As of 09:51 EST (1351 GMT), the common currency was higher against the dollar by 0.19% to $1.0196. The euro had initially surged to as much as $1.0277 and dropped to as low as $1.0154.
The ECB said it will increase the rate on its deposit facility, which provides the effective floor to euro money market rates, by 50 basis points to 0%, ending a nine-year experiment with negative official interest rates. The refinancing rate and the marginal lending rate will also rise by 50 basis points respectively to 0.5% and 0.75%.
The bank had said at its last meeting that it intended to raise the deposit rate by 25 basis points in July, with a larger hike possible in September depending on the progress of inflation. The annual rate of inflation in the Eurozone rose by more than expected to 8.6% in June, according to data released earlier this week by Eurostat, prompting an abrupt recalculation by the central bank.
Policymakers flagged that further rate rises "will be appropriate," with borrowing costs set to be decided on a "meeting-by-meeting approach." Speaking in a press conference, Lagarde clarified that the September guidance was "no longer applicable."
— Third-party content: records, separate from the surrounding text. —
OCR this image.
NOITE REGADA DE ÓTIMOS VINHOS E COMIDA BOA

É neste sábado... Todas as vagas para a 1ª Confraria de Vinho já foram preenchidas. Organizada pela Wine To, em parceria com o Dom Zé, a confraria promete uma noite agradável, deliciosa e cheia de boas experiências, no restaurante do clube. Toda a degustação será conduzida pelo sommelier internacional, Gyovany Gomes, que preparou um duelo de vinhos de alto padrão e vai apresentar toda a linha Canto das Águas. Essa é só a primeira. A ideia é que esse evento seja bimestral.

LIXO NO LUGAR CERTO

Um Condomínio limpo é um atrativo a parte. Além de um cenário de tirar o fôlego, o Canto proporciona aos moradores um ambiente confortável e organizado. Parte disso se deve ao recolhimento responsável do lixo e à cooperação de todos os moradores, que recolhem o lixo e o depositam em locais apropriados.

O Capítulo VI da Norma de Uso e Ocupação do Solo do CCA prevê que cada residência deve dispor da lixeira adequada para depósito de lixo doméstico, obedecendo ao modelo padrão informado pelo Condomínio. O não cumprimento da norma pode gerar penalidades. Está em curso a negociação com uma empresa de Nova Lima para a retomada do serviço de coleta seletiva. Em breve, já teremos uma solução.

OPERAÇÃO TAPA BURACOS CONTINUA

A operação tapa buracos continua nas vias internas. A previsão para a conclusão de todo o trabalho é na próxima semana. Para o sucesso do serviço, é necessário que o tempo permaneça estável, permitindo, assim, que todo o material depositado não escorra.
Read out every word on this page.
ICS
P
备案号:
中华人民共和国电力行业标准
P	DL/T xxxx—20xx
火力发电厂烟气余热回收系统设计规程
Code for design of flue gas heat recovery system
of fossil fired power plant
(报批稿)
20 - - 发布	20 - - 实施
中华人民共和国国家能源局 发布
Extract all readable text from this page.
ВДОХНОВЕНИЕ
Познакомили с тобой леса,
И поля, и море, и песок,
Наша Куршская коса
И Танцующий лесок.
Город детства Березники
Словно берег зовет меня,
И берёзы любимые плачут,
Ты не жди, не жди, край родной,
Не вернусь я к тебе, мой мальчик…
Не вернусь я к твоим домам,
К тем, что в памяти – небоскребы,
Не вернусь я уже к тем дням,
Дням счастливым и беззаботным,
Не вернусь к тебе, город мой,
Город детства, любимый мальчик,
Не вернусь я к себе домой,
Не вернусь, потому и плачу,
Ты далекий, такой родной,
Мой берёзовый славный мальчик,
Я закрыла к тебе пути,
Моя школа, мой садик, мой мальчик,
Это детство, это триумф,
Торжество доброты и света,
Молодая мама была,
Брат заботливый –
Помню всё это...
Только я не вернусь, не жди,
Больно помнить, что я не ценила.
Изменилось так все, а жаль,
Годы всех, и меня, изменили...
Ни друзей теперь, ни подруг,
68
Meanwhile, a new financial tool was approved to prevent a blowout in yields on sovereign debt between stronger northern European economies and its weaker counterparts in the south of the continent. But the so-called 'Transmission Protection Instrument' is unlikely to stop long-term market rates rising in absolute terms even as it raises official ones.
In a statement, the ECB said the tool will allow it and other national central banks to make secondary market purchases of securities issued by countries in the currency bloc. To participate in the scheme, member states will need to comply with the EU's fiscal rules, avoid severe macroeconomic imbalances, show fiscal sustainability, and have "sound and sustainable" policies.
The yield on the 10-year Italian bond, which is already under pressure from recent political turmoil in the country, was higher by 0.21 percentage points to 3.67% following the announcement. Its German equivalent, which is often judged as a proxy for Eurozone risk, also fell by 0.02 percentage points to 1.24%. Yields tend to move inversely to prices.
Elsewhere, the pan-European STOXX 600 was holding steady at 422.54 following a bout of roller-coaster trading.